Artemis took a deep breath and tried to steady his emotions. Still, he looked at the brightly-garbed drow mercenary with a burning stare. "One that may appear far smaller with due time."
Jarlaxle winced, but decided that he'd said all he'd been allowed to for the time being. His companion's decision to let him recover some of his dignity and standing in Entreri's eyes, Artemis seemed to be saying to him, was far better than a person like Jarlaxle deserved, but that the assassin was going to do it anyway, and so the drow mercenary had better be grateful. Jarlaxle hesitated, then offered, "That one might find it cozier…after a while, places seem to shrink to conform to the people in it."
The look on Artemis' face became strange. He stared at Jarlaxle. "This is no Calimport." He turned away, and began walking through the waist-high grass, brushing it aside. He looked for any natural parts in the grass, due to frequent travel, and then said, only half-turning his head to look over his shoulder, "Be careful. There may well be ticks in such thick grass."
Jarlaxle automatically clapped his hands to his bare arms. He looked around shiftily, suddenly aware of every movement in the tall grass. "Did you say tricks?"
"Ticks," Artemis said firmly.
Jarlaxle rummaged through his series of wands and potions, muttering to himself. "Ticks. I hate ticks. I hate bugs. I hate flies, I hate worms, I hate ants."
"How about spiders?" the assassin asked, giving Jarlaxle an innocent gaze.
The drow mercenary offered him a sickly smile. "Now that would be blasphemy." He returned to his rummaging.
Artemis shook his head, amused despite himself, for now, letting the harmful atmosphere between them be defused. "To find the road," he said, to alert Jarlaxle to the fact that he wasn't going to stand here and wait patiently forever. "Where the road leads, there will be people. Presumably. Since, after all, a road has to get here somehow."

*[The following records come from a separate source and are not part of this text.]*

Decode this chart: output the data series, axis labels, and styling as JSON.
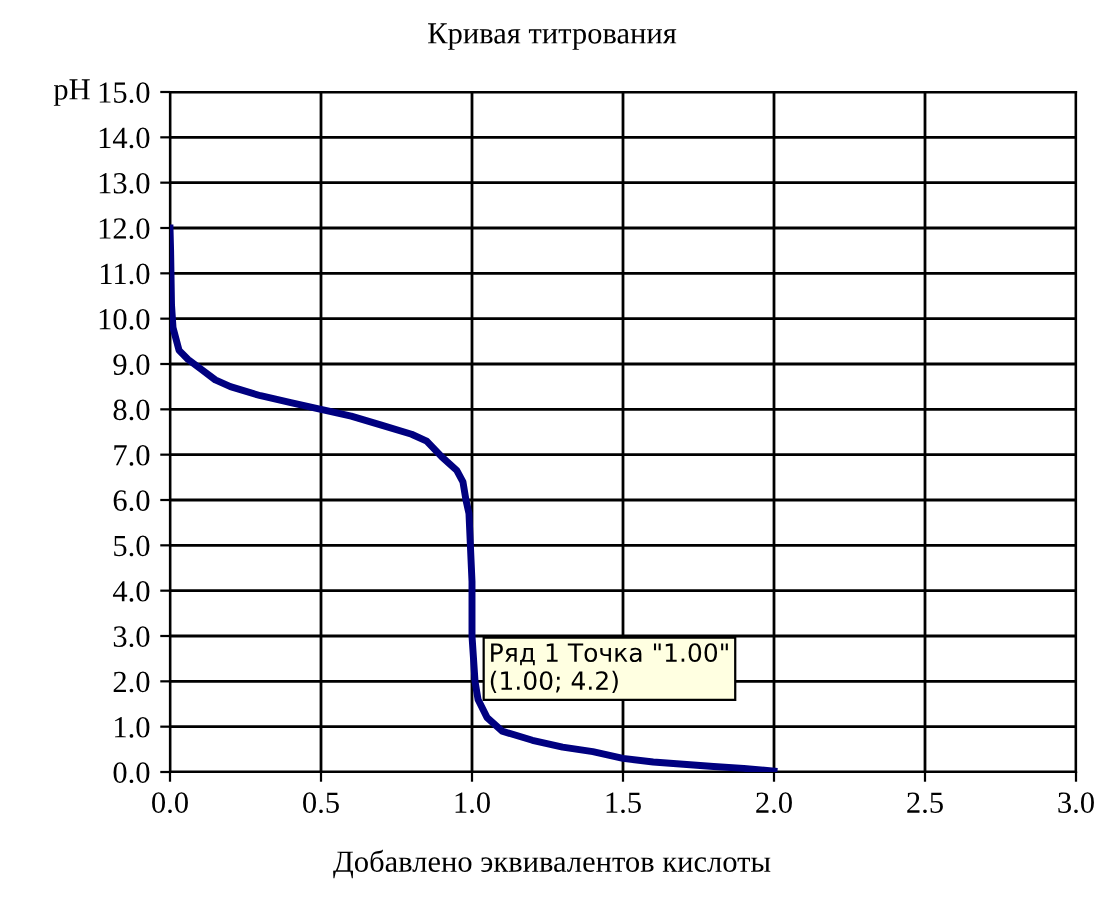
{
  "chart_data": {
    "type": "line",
    "title": "Кривая титрования",
    "xlabel": "Добавлено эквивалентов кислоты",
    "ylabel": "pH",
    "series": [
      {
        "color": "#000080",
        "x": [
          0,
          0.002,
          0.005,
          0.01,
          0.03,
          0.06,
          0.1,
          0.15,
          0.2,
          0.3,
          0.4,
          0.5,
          0.6,
          0.7,
          0.8,
          0.85,
          0.9,
          0.95,
          0.97,
          0.98,
          0.99,
          1.0,
          1.0,
          1.01,
          1.02,
          1.05,
          1.1,
          1.2,
          1.3,
          1.4,
          1.5,
          1.6,
          1.7,
          1.8,
          1.9,
          2.0
        ],
        "values": [
          12.0,
          11.5,
          10.3,
          9.8,
          9.3,
          9.1,
          8.9,
          8.65,
          8.5,
          8.3,
          8.15,
          8.0,
          7.85,
          7.65,
          7.45,
          7.3,
          6.95,
          6.65,
          6.4,
          6.0,
          5.7,
          4.2,
          3.0,
          2.0,
          1.6,
          1.2,
          0.9,
          0.7,
          0.55,
          0.45,
          0.3,
          0.22,
          0.17,
          0.12,
          0.08,
          0.02
        ]
      }
    ],
    "xlim": [
      0,
      3
    ],
    "xticks": [
      {
        "value": 0,
        "label": "0.0"
      },
      {
        "value": 0.5,
        "label": "0.5"
      },
      {
        "value": 1,
        "label": "1.0"
      },
      {
        "value": 1.5,
        "label": "1.5"
      },
      {
        "value": 2,
        "label": "2.0"
      },
      {
        "value": 2.5,
        "label": "2.5"
      },
      {
        "value": 3,
        "label": "3.0"
      }
    ],
    "ylim": [
      0,
      15
    ],
    "yticks": [
      {
        "value": 0,
        "label": "0.0"
      },
      {
        "value": 1,
        "label": "1.0"
      },
      {
        "value": 2,
        "label": "2.0"
      },
      {
        "value": 3,
        "label": "3.0"
      },
      {
        "value": 4,
        "label": "4.0"
      },
      {
        "value": 5,
        "label": "5.0"
      },
      {
        "value": 6,
        "label": "6.0"
      },
      {
        "value": 7,
        "label": "7.0"
      },
      {
        "value": 8,
        "label": "8.0"
      },
      {
        "value": 9,
        "label": "9.0"
      },
      {
        "value": 10,
        "label": "10.0"
      },
      {
        "value": 11,
        "label": "11.0"
      },
      {
        "value": 12,
        "label": "12.0"
      },
      {
        "value": 13,
        "label": "13.0"
      },
      {
        "value": 14,
        "label": "14.0"
      },
      {
        "value": 15,
        "label": "15.0"
      }
    ],
    "grid": true,
    "marker": "none",
    "line_style": "solid",
    "annotations": [
      {
        "text": "Ряд 1 Точка \"1.00\"\n(1.00; 4.2)",
        "x": 1.0,
        "y": 4.2
      }
    ]
  }
}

Jarlaxle nodded without looking up, and began to search through the contents of his floppy purple hat.
After about five more minutes of being subjected to this, the assassin rolled his eyes, sighed, and grabbed Jarlaxle's arm to stop him. Jarlaxle looked up at him. "You had no sympathy for my phobias," Artemis said. "You'll just have to get over yours." He pulled Jarlaxle towards the billowing waves of sun-bleached grass.
Jarlaxle stopped, and stared. He seemed to shrink in on himself, drawing his arms close to his chest, huddling. "That's a lot of grass."
"Your beautiful realm of opportunity isn't so beautiful now, is it?" The assassin smirked.
"Is it too late to go back to Calimport?" Jarlaxle asked. He looked around as if expecting a shimmering portal to open up and reveal the bustling streets of the desert city.
"There's no turning back now," Artemis said.